In April 2022, Tennessee State House member John Mark Windle, who had been elected as a Democrat continuously starting in 1990, filed for re-election as an independent candidate. No Democrat filed to run against him. He is a former Majority Leader of the House. See this story.
On June 6, Perry Johnson, a Republican gubernatorial candidate in Michigan, filed a federal lawsuit seeking to be put back on the August 2 primary ballot. Johnson v Michigan Board of State Canvassers, e.d., 2:22cv-11232. The issue is whether the state used due process when it invalidated his petition. He needed 15,000 signatures and he submitted 23,193. But the state determined that many of his petitioners committed fraud, and invalidated all of the signatures collected by those individuals, without checking each signature. Thanks to Thomas Jones for this news. Here is the Complaint.
The case is assigned to U.S. District Court Judge Mark A. Goldsmith.

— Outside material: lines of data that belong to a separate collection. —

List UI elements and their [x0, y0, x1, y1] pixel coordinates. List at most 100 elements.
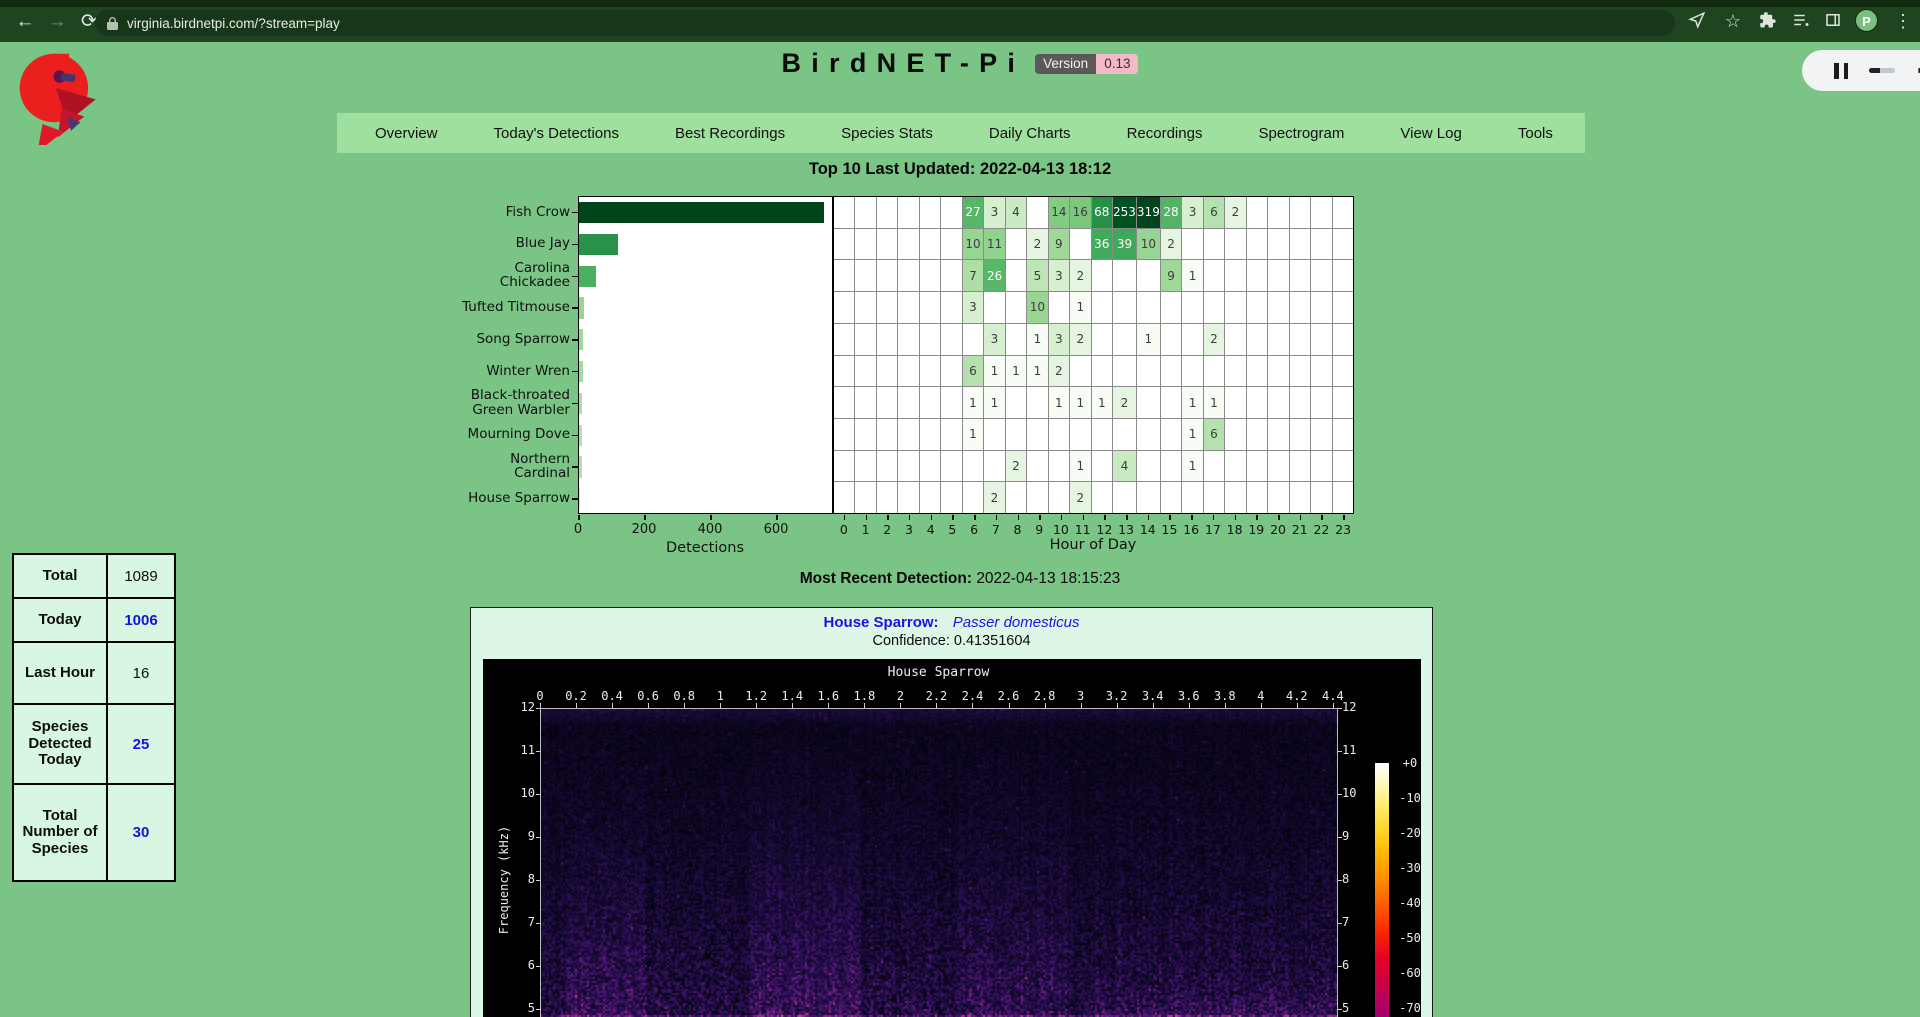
heatmap-cell	[1333, 324, 1353, 355]
nav-item-today-s-detections[interactable]: Today's Detections	[494, 125, 619, 142]
kebab-menu-icon[interactable]: ⋮	[1892, 11, 1914, 33]
heatmap-cell	[1290, 324, 1310, 355]
volume-speaker-icon[interactable]	[1916, 61, 1920, 80]
heatmap-cell	[855, 197, 875, 228]
hour-tick	[844, 515, 846, 520]
nav-item-best-recordings[interactable]: Best Recordings	[675, 125, 785, 142]
db-label: -70	[1392, 1001, 1421, 1015]
address-bar[interactable]: virginia.birdnetpi.com/?stream=play	[95, 10, 1675, 36]
nav-item-spectrogram[interactable]: Spectrogram	[1258, 125, 1344, 142]
heatmap-cell: 1	[1182, 260, 1202, 291]
heatmap-cell	[1070, 229, 1090, 260]
nav-item-recordings[interactable]: Recordings	[1127, 125, 1203, 142]
spectrogram-plot	[540, 708, 1338, 1017]
freq-label-right: 7	[1342, 915, 1378, 929]
heatmap-cell	[1247, 356, 1267, 387]
heatmap-cell	[1113, 482, 1136, 513]
send-icon[interactable]	[1688, 11, 1710, 33]
heatmap-cell: 10	[963, 229, 983, 260]
time-tick	[1261, 703, 1262, 708]
heatmap-cell	[1161, 419, 1181, 450]
db-label: -50	[1392, 931, 1421, 945]
heatmap-cell	[1311, 229, 1331, 260]
time-tick	[1081, 703, 1082, 708]
heatmap-cell	[877, 324, 897, 355]
heatmap-cell	[1006, 292, 1026, 323]
heatmap-cell	[963, 451, 983, 482]
heatmap-cell: 6	[963, 356, 983, 387]
time-tick	[648, 703, 649, 708]
extensions-puzzle-icon[interactable]	[1758, 11, 1780, 33]
heatmap-cell	[920, 482, 940, 513]
freq-label-left: 7	[499, 915, 535, 929]
back-icon[interactable]: ←	[12, 9, 38, 35]
time-tick	[864, 703, 865, 708]
main-nav: Overview Today's Detections Best Recording…	[337, 113, 1585, 153]
bar-x-tick	[776, 515, 778, 520]
stats-table: Total1089Today1006Last Hour16Species Det…	[12, 553, 176, 882]
nav-item-view-log[interactable]: View Log	[1400, 125, 1461, 142]
heatmap-cell	[1137, 356, 1160, 387]
forward-icon[interactable]: →	[44, 9, 70, 35]
freq-label-right: 11	[1342, 743, 1378, 757]
heatmap-cell	[941, 260, 961, 291]
stat-link-today[interactable]: 1006	[124, 612, 157, 629]
heatmap-cell	[898, 451, 918, 482]
nav-item-species-stats[interactable]: Species Stats	[841, 125, 933, 142]
heatmap-cell	[898, 292, 918, 323]
nav-item-daily-charts[interactable]: Daily Charts	[989, 125, 1071, 142]
stat-link-species-detected-today[interactable]: 25	[133, 736, 150, 753]
heatmap-cell: 319	[1137, 197, 1160, 228]
freq-tick	[536, 794, 540, 795]
heatmap-cell	[1247, 324, 1267, 355]
stat-label: Today	[13, 598, 107, 642]
bookmark-star-icon[interactable]: ☆	[1722, 11, 1744, 33]
heatmap-cell	[1113, 419, 1136, 450]
heatmap-cell	[1092, 292, 1112, 323]
hour-label: 19	[1245, 522, 1267, 537]
version-value: 0.13	[1096, 54, 1138, 74]
heatmap-cell: 14	[1049, 197, 1069, 228]
heatmap-cell	[1247, 387, 1267, 418]
species-label-song-sparrow: Song Sparrow	[420, 323, 570, 355]
heatmap-cell	[898, 419, 918, 450]
heatmap-cell	[1092, 260, 1112, 291]
time-tick	[1009, 703, 1010, 708]
side-panel-icon[interactable]	[1824, 11, 1846, 33]
heatmap-cell	[1268, 387, 1288, 418]
heatmap-cell	[1290, 197, 1310, 228]
heatmap-cell	[1204, 260, 1224, 291]
heatmap-cell: 1	[963, 419, 983, 450]
heatmap-cell	[1161, 356, 1181, 387]
nav-item-tools[interactable]: Tools	[1518, 125, 1553, 142]
heatmap-cell	[1161, 451, 1181, 482]
hour-label: 4	[920, 522, 942, 537]
heatmap-cell	[1311, 387, 1331, 418]
heatmap-cell	[1092, 324, 1112, 355]
heatmap-cell	[1006, 260, 1026, 291]
heatmap-cell	[920, 419, 940, 450]
heatmap-cell: 10	[1137, 229, 1160, 260]
heatmap-cell	[877, 482, 897, 513]
heatmap-cell	[920, 356, 940, 387]
heatmap-cell: 2	[1070, 324, 1090, 355]
reading-list-icon[interactable]	[1792, 11, 1814, 33]
audio-slider[interactable]	[1869, 68, 1895, 73]
pause-button[interactable]	[1834, 63, 1848, 79]
hour-label: 1	[855, 522, 877, 537]
freq-tick	[1338, 966, 1342, 967]
profile-avatar[interactable]: P	[1855, 9, 1878, 32]
stat-label: Total Number of Species	[13, 784, 107, 881]
stat-link-total-number-of-species[interactable]: 30	[133, 824, 150, 841]
time-tick	[576, 703, 577, 708]
heatmap-cell	[1333, 260, 1353, 291]
heatmap-cell	[898, 197, 918, 228]
heatmap-cell	[1049, 482, 1069, 513]
audio-player[interactable]	[1802, 50, 1920, 91]
hour-tick	[1061, 515, 1063, 520]
nav-item-overview[interactable]: Overview	[375, 125, 438, 142]
hour-tick	[1039, 515, 1041, 520]
detection-scientific-name[interactable]: Passer domesticus	[953, 614, 1080, 631]
detection-species-link[interactable]: House Sparrow:	[824, 614, 939, 631]
heatmap-cell: 68	[1092, 197, 1112, 228]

On May 31, David Gill filed his opening brief in the Seventh Circuit in Gill v Scholz, 22-1653. This is the case that challenges the Illinois 5% petition requirement for independent candidates, and the nominees of unqualified parties, for U.S. House. This is the oldest pending ballot access case in the nation.
According to this story, the Wisconsin Democratic Party has filed a challenge to the primary ballot access of Tim Michels, a leading Republican candidate for Wisconsin Governor. Candidates for statewide office in Wisconsin need 2,000 signatures to get on a primary ballot. The challenge says he didn’t list his address properly.
A similar problem kept the Green Party off the presidential ballot in Wisconsin in 2020.
The 2022 Wisconsin primaries are in August. Three other Republicans are also running in the primary for Governor. Thanks to Michael Drucker for this news.
This news story describes the phenomenon of insincere candidates running in the open primary of the Grassroots Legalize Cannabis Party. The story would be better if it mentioned the alternative idea of letting small ballot-qualified parties nominate by convention, which is policy in 17 states.
On May 29, at the close of the Libertarian Party’s national convention in Sparks, Nevada, newly-elected chair Angela McArdle announced that she is pregnant for the first time.
There have been pregnant governors, and pregnant members of Congress, but this is probably the first such event for the chair of a nationally-organized political party, at least a party that had as many as 1,000 attendees present.